Impôt et charges sociales sur les indemnités de départ en retraite et préretraite

Le salarié qui s’apprête à toucher une indemnité de départ en retraite ou préretraite doit connaître les règles relatives à l’impôt sur le revenu et les charges sociales. Dans tous les cas, les conditions de départ, volontaire dans le cadre d’un plan social ou hors plan social, déterminent les modalités applicables.
 
depart retraite conforme

Les impôts et charges sociales applicables aux indemnités de départ en retraite

  • Le salarié qui part volontairement en retraite hors plan social doit déclarer les indemnités reçues à ce titre comme un salaire. La déclaration se fait au cours de l’année suivant leur perception. En conséquence, il paie l’impôt sur le revenu (IR) et les cotisations sociales sur l’intégralité des sommes concernées.
  • Dans le cadre d’un plan social en revanche, l’exonération d’impôt est de 100 % et aucune déclaration n’est requise.
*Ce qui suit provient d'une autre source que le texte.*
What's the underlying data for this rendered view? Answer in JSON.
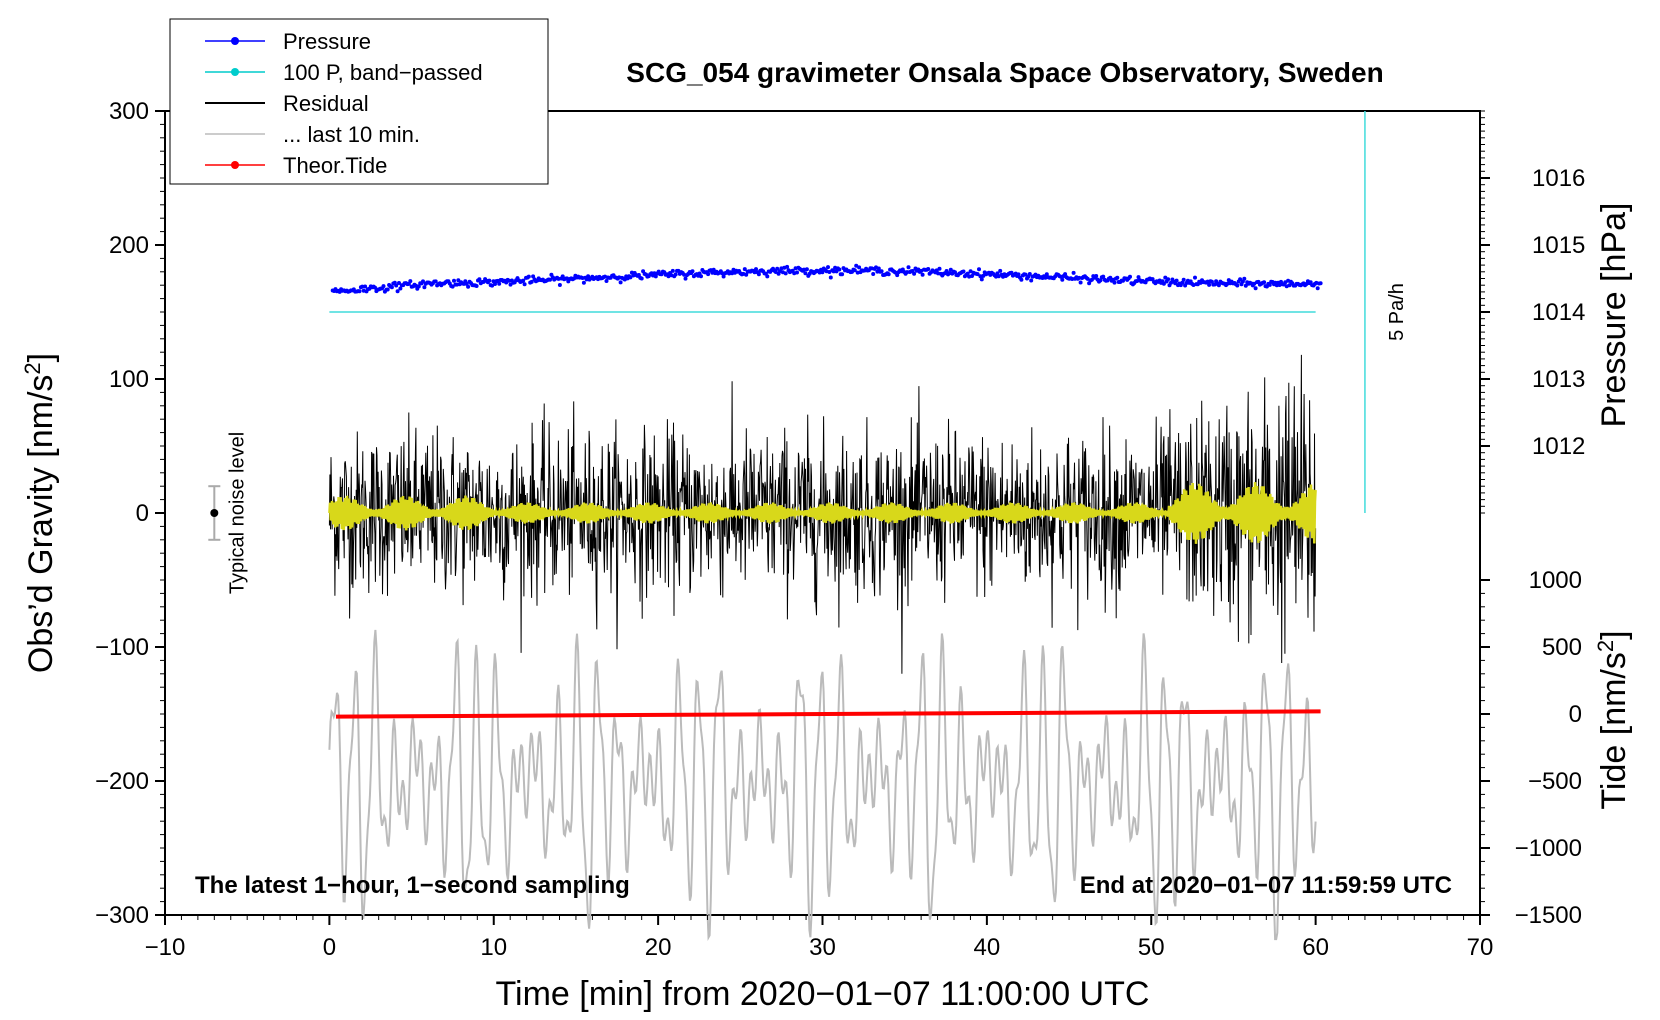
{
  "chart_data": {
    "type": "line",
    "title": "SCG_054 gravimeter Onsala Space Observatory, Sweden",
    "xlabel": "Time [min] from 2020−01−07 11:00:00 UTC",
    "ylabel_left": "Obs’d Gravity [nm/s",
    "ylabel_left_sup": "2",
    "ylabel_left_end": "]",
    "ylabel_right_pressure": "Pressure [hPa]",
    "ylabel_right_tide": "Tide [nm/s",
    "ylabel_right_tide_sup": "2",
    "ylabel_right_tide_end": "]",
    "xlim": [
      -10,
      70
    ],
    "ylim": [
      -300,
      300
    ],
    "xticks": [
      -10,
      0,
      10,
      20,
      30,
      40,
      50,
      60,
      70
    ],
    "xtick_labels": [
      "−10",
      "0",
      "10",
      "20",
      "30",
      "40",
      "50",
      "60",
      "70"
    ],
    "yticks": [
      300,
      200,
      100,
      0,
      -100,
      -200,
      -300
    ],
    "ytick_labels": [
      "300",
      "200",
      "100",
      "0",
      "−100",
      "−200",
      "−300"
    ],
    "pressure_axis": {
      "ticks": [
        1016,
        1015,
        1014,
        1013,
        1012
      ],
      "tick_labels": [
        "1016",
        "1015",
        "1014",
        "1013",
        "1012"
      ],
      "gravity_equiv": [
        250,
        200,
        150,
        100,
        50
      ]
    },
    "tide_axis": {
      "ticks": [
        1000,
        500,
        0,
        -500,
        -1000,
        -1500
      ],
      "tick_labels": [
        "1000",
        "500",
        "0",
        "−500",
        "−1000",
        "−1500"
      ],
      "gravity_equiv": [
        -50,
        -100,
        -150,
        -200,
        -250,
        -300
      ]
    },
    "legend": [
      {
        "label": "Pressure",
        "color": "#0000ff",
        "marker": true
      },
      {
        "label": "100 P, band−passed",
        "color": "#00cccc",
        "marker": true
      },
      {
        "label": "Residual",
        "color": "#000000",
        "marker": false
      },
      {
        "label": "... last 10 min.",
        "color": "#bbbbbb",
        "marker": false
      },
      {
        "label": "Theor.Tide",
        "color": "#ff0000",
        "marker": true
      }
    ],
    "series": [
      {
        "name": "Pressure",
        "color": "#0000ff",
        "x_range": [
          0.2,
          60.3
        ],
        "y_start": 168,
        "y_peak": 181,
        "y_end": 173
      },
      {
        "name": "100 P, band-passed",
        "color": "#40dcdc",
        "x_range": [
          0,
          60
        ],
        "y": 150
      },
      {
        "name": "Residual",
        "color": "#000000",
        "x_range": [
          0,
          60
        ],
        "amplitude": 60,
        "center": 0
      },
      {
        "name": "Residual band-passed",
        "color": "#d8d81a",
        "x_range": [
          0,
          60
        ],
        "amplitude": 10,
        "center": 0
      },
      {
        "name": "... last 10 min.",
        "color": "#bbbbbb",
        "x_range": [
          0,
          60
        ],
        "center": -200,
        "amplitude": 75
      },
      {
        "name": "Theor.Tide",
        "color": "#ff0000",
        "x_range": [
          0.4,
          60.3
        ],
        "y_start": -152,
        "y_end": -148
      }
    ],
    "noise_marker": {
      "x": -7,
      "y": 0,
      "error": 20,
      "label": "Typical noise level"
    },
    "rate_marker": {
      "x": 63,
      "y_top": 300,
      "y_bottom": 0,
      "label": "5 Pa/h"
    },
    "footer_left": "The latest 1−hour, 1−second sampling",
    "footer_right": "End at 2020−01−07 11:59:59 UTC"
  }
}
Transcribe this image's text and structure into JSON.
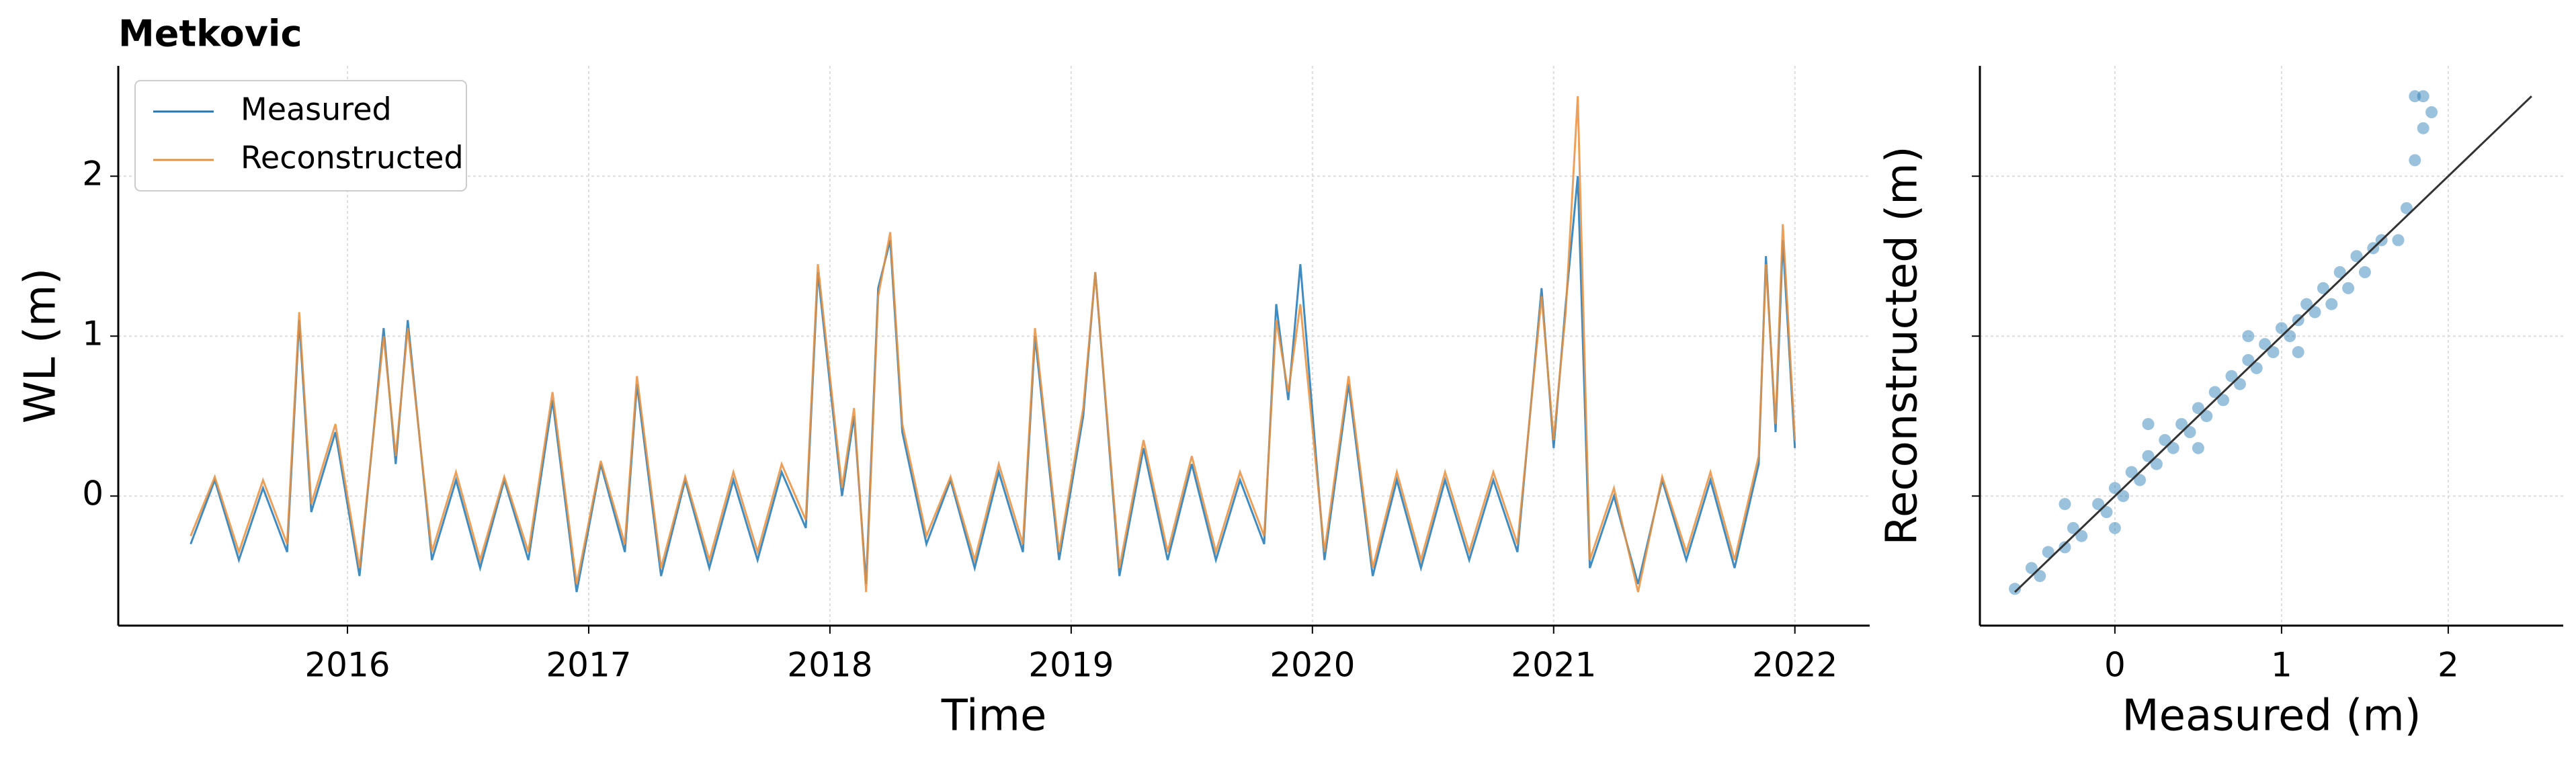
{
  "chart_data": [
    {
      "type": "line",
      "title": "Metkovic",
      "xlabel": "Time",
      "ylabel": "WL (m)",
      "x": [
        2015.35,
        2015.45,
        2015.55,
        2015.65,
        2015.75,
        2015.8,
        2015.85,
        2015.95,
        2016.05,
        2016.15,
        2016.2,
        2016.25,
        2016.35,
        2016.45,
        2016.55,
        2016.65,
        2016.75,
        2016.85,
        2016.95,
        2017.05,
        2017.15,
        2017.2,
        2017.3,
        2017.4,
        2017.5,
        2017.6,
        2017.7,
        2017.8,
        2017.9,
        2017.95,
        2018.05,
        2018.1,
        2018.15,
        2018.2,
        2018.25,
        2018.3,
        2018.4,
        2018.5,
        2018.6,
        2018.7,
        2018.8,
        2018.85,
        2018.95,
        2019.05,
        2019.1,
        2019.2,
        2019.3,
        2019.4,
        2019.5,
        2019.6,
        2019.7,
        2019.8,
        2019.85,
        2019.9,
        2019.95,
        2020.05,
        2020.15,
        2020.25,
        2020.35,
        2020.45,
        2020.55,
        2020.65,
        2020.75,
        2020.85,
        2020.95,
        2021.0,
        2021.05,
        2021.1,
        2021.15,
        2021.25,
        2021.35,
        2021.45,
        2021.55,
        2021.65,
        2021.75,
        2021.85,
        2021.88,
        2021.92,
        2021.95,
        2022.0
      ],
      "series": [
        {
          "name": "Measured",
          "color": "#1f77b4",
          "values": [
            -0.3,
            0.1,
            -0.4,
            0.05,
            -0.35,
            1.1,
            -0.1,
            0.4,
            -0.5,
            1.05,
            0.2,
            1.1,
            -0.4,
            0.1,
            -0.45,
            0.1,
            -0.4,
            0.6,
            -0.6,
            0.2,
            -0.35,
            0.7,
            -0.5,
            0.1,
            -0.45,
            0.1,
            -0.4,
            0.15,
            -0.2,
            1.4,
            0.0,
            0.5,
            -0.55,
            1.3,
            1.6,
            0.4,
            -0.3,
            0.1,
            -0.45,
            0.15,
            -0.35,
            1.0,
            -0.4,
            0.5,
            1.4,
            -0.5,
            0.3,
            -0.4,
            0.2,
            -0.4,
            0.1,
            -0.3,
            1.2,
            0.6,
            1.45,
            -0.4,
            0.7,
            -0.5,
            0.1,
            -0.45,
            0.1,
            -0.4,
            0.1,
            -0.35,
            1.3,
            0.3,
            1.2,
            2.0,
            -0.45,
            0.0,
            -0.55,
            0.1,
            -0.4,
            0.1,
            -0.45,
            0.2,
            1.5,
            0.4,
            1.6,
            0.3
          ]
        },
        {
          "name": "Reconstructed",
          "color": "#e8913f",
          "values": [
            -0.25,
            0.12,
            -0.35,
            0.1,
            -0.3,
            1.15,
            -0.05,
            0.45,
            -0.45,
            1.0,
            0.25,
            1.05,
            -0.35,
            0.15,
            -0.4,
            0.12,
            -0.35,
            0.65,
            -0.55,
            0.22,
            -0.3,
            0.75,
            -0.45,
            0.12,
            -0.4,
            0.15,
            -0.35,
            0.2,
            -0.15,
            1.45,
            0.05,
            0.55,
            -0.6,
            1.25,
            1.65,
            0.45,
            -0.25,
            0.12,
            -0.4,
            0.2,
            -0.3,
            1.05,
            -0.35,
            0.55,
            1.4,
            -0.45,
            0.35,
            -0.35,
            0.25,
            -0.35,
            0.15,
            -0.25,
            1.1,
            0.65,
            1.2,
            -0.35,
            0.75,
            -0.45,
            0.15,
            -0.4,
            0.15,
            -0.35,
            0.15,
            -0.3,
            1.25,
            0.35,
            1.15,
            2.5,
            -0.4,
            0.05,
            -0.6,
            0.12,
            -0.35,
            0.15,
            -0.4,
            0.25,
            1.45,
            0.45,
            1.7,
            0.35
          ]
        }
      ],
      "xlim": [
        2015.05,
        2022.31
      ],
      "xticks": [
        2016,
        2017,
        2018,
        2019,
        2020,
        2021,
        2022
      ],
      "ylim": [
        -0.81,
        2.69
      ],
      "yticks": [
        0,
        1,
        2
      ],
      "grid": true,
      "legend": "upper left"
    },
    {
      "type": "scatter",
      "xlabel": "Measured (m)",
      "ylabel": "Reconstructed (m)",
      "color": "#1f77b4",
      "x": [
        -0.6,
        -0.5,
        -0.45,
        -0.4,
        -0.3,
        -0.25,
        -0.2,
        -0.1,
        -0.05,
        0,
        0.05,
        0.1,
        0.15,
        0.2,
        0.25,
        0.3,
        0.35,
        0.4,
        0.45,
        0.5,
        0.55,
        0.6,
        0.65,
        0.7,
        0.75,
        0.8,
        0.85,
        0.9,
        0.95,
        1.0,
        1.05,
        1.1,
        1.15,
        1.2,
        1.25,
        1.3,
        1.35,
        1.4,
        1.45,
        1.5,
        1.55,
        1.6,
        1.7,
        1.75,
        1.8,
        1.85,
        1.9,
        1.85,
        1.8,
        0.2,
        0.5,
        0.8,
        1.1,
        0.0,
        -0.3
      ],
      "values": [
        -0.58,
        -0.45,
        -0.5,
        -0.35,
        -0.32,
        -0.2,
        -0.25,
        -0.05,
        -0.1,
        0.05,
        0.0,
        0.15,
        0.1,
        0.25,
        0.2,
        0.35,
        0.3,
        0.45,
        0.4,
        0.55,
        0.5,
        0.65,
        0.6,
        0.75,
        0.7,
        0.85,
        0.8,
        0.95,
        0.9,
        1.05,
        1.0,
        1.1,
        1.2,
        1.15,
        1.3,
        1.2,
        1.4,
        1.3,
        1.5,
        1.4,
        1.55,
        1.6,
        1.6,
        1.8,
        2.1,
        2.3,
        2.4,
        2.5,
        2.5,
        0.45,
        0.3,
        1.0,
        0.9,
        -0.2,
        -0.05
      ],
      "xlim": [
        -0.81,
        2.69
      ],
      "xticks": [
        0,
        1,
        2
      ],
      "ylim": [
        -0.81,
        2.69
      ],
      "yticks": [
        0,
        1,
        2
      ],
      "grid": true
    }
  ]
}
Le travailleur est également dispensé du paiement des cotisations d’Assurance Maladie, et d’une partie de la contribution sociale généralisée (CSG) ainsi que de la contribution au remboursement de la dette sociale (CRDS).
  • De même, le collaborateur mis en retraite par son employeur ne paie pas d’IR sur ses indemnités, sous réserve que celles-ci ne dépassent pas le plafond fixé par la loi ou défini par une convention collective, ou encore un accord de branche. En cas de dépassement de cette limite, l’exonération s’applique suivant l’une des règles suivantes :
  • 50 % de la somme versée ou
  • 200 % de la rémunération annuelle brute civile précédente, sans excéder 196 660 €.
La différence entre l’indemnité totale et le plafond doit être déclarée dans la catégorie des traitements et salaires et est imposée.
 

Les options d’imposition : place au système du « quotient »

 
Depuis 2020, il n’est plus possible d’étaler sur 4 ans le règlement de l’IR associé aux indemnités de départ en retraite versées jusqu’au 31 décembre 2019. Désormais, seul est en vigueur le système dit du « quotient ». Grâce au paiement unique de l’impôt, le contribuable évite d’être imposé dans des tranches de barème dont le taux est plus élevé que celui habituellement appliqué.
 
En outre, avec le quotient, il est possible de réduire le revenu fiscal de référence (RFR), qui influe sur le montant de la taxe d’habitation et l’accès à certaines prestations sociales.
 

L’imposition des indemnités de préretraite

 
À l’instar d’un départ en retraite classique, l’éventuelle rupture du contrat de travail en vue d’une préretraite détermine les modalités d’imposition d’une prime ou des indemnités.
 
L’exemption de déclaration et l’exonération totale sont acquises en cas de départ volontaire dans le cadre d’un plan social. Dans toutes les autres situations, les indemnités perçues sont intégralement imposables. Sans rupture du contrat de travail (exemple de la préretraite progressive), l’impôt sur le revenu est dû sur la totalité de l’indemnité.
 
Dans le cadre du dispositif « préretraite amiante », l’indemnité de cessation d’activité et l’indemnité complémentaire sont intégralement exonérées d’impôt.